What of organic? You can see from the photographs that it is very plentiful and clearly marked. It’s also helpfully located at the right end of the product section. For example, if you find strawberries, look to the right-hand side of the strawberry display and you’ll see the organic strawberries. Most fruits and vegetables has an organic component. I found a small selection of grass-fed beef, though there were other “organic” selections. For the meat to be organic, the animal cannot have been given hormones or antibiotics.
So, what’s my conclusion? Will we shift our business to Publix? Well, we’ll likely follow our same pattern, which is to buy what is available downtown, downtown.

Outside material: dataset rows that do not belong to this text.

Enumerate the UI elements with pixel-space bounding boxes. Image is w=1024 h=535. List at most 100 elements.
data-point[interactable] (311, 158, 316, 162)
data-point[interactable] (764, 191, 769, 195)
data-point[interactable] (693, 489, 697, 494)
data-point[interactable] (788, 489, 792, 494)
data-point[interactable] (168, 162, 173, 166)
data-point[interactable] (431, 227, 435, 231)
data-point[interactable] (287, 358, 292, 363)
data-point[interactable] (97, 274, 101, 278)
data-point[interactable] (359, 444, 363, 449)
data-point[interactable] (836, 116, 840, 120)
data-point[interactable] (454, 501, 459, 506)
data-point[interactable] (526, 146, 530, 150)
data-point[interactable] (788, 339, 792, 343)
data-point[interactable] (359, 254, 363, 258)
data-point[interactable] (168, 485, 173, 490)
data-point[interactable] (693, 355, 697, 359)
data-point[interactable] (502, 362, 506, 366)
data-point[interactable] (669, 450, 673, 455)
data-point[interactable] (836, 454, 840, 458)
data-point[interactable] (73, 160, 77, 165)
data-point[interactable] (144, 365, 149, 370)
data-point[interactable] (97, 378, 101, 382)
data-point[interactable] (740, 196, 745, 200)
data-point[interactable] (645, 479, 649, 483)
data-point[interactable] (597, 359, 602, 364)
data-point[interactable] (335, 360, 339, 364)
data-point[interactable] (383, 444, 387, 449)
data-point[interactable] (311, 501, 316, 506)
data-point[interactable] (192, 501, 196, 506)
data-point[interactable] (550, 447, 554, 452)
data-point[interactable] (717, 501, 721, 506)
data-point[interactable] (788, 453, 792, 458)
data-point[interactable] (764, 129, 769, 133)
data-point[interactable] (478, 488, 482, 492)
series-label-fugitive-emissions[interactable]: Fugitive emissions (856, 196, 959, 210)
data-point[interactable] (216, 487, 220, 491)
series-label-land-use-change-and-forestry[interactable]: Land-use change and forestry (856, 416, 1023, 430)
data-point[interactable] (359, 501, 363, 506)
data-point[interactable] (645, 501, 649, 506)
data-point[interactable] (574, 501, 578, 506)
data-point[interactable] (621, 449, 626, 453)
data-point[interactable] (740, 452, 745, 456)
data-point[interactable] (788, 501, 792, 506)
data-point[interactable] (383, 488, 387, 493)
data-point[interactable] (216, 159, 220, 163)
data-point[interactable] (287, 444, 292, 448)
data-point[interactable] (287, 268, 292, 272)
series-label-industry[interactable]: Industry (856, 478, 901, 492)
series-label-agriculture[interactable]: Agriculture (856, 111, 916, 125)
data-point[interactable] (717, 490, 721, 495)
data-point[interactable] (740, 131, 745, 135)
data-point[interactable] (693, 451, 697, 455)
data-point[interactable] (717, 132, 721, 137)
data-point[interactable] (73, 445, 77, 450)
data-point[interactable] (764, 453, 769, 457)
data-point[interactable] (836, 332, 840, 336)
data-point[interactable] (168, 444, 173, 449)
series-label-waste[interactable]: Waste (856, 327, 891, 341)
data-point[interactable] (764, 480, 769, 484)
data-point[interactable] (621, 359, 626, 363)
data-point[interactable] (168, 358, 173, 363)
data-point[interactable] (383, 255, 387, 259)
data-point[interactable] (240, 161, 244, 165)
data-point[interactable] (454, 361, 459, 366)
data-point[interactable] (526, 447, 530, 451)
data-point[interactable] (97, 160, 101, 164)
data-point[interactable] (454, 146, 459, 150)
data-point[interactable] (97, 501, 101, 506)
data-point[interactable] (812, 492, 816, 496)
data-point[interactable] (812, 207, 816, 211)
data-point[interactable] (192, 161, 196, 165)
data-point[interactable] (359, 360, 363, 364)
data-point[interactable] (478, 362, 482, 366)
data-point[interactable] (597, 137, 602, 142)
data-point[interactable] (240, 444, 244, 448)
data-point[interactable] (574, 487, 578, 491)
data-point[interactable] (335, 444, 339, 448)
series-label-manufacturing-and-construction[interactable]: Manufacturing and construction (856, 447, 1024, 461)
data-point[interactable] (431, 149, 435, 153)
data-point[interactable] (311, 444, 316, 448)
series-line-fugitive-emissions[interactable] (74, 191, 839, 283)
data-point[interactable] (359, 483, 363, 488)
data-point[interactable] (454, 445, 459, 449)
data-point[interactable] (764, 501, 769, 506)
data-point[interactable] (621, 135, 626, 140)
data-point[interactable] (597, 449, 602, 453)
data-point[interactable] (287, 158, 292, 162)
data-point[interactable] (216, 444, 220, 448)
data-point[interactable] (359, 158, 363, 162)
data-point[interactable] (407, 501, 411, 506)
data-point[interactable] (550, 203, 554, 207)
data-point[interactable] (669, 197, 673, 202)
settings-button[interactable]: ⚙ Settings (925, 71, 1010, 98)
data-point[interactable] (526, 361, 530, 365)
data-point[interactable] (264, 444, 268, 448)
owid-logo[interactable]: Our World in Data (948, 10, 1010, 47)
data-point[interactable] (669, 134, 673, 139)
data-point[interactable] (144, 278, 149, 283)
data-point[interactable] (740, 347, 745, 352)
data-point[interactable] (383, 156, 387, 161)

The Farmers’ Market and Just Ripe are always our starting points and that won’t change. Our second stop for food is usually Earth Fare and Trader Joe’s with Three Rivers Market and Fresh Market mixed in. Our seafood comes from the Shrimp Dock and that won’t change. It’s the next level down, for us, that will change. Food City probably just lost us. We can get the things we need at Publix, probably in organic form and not have to move the car. Pretty sweet.
So, as much as I don’t care for Walmart, I think it is a pretty remarkable development victory to change a poison field into something helpful and productive. We still need a mid-sized urban grocery store downtown, but for where we are now, this is pretty good. Next, we’ll need to add more trolleys to the route, which is a good problem to have.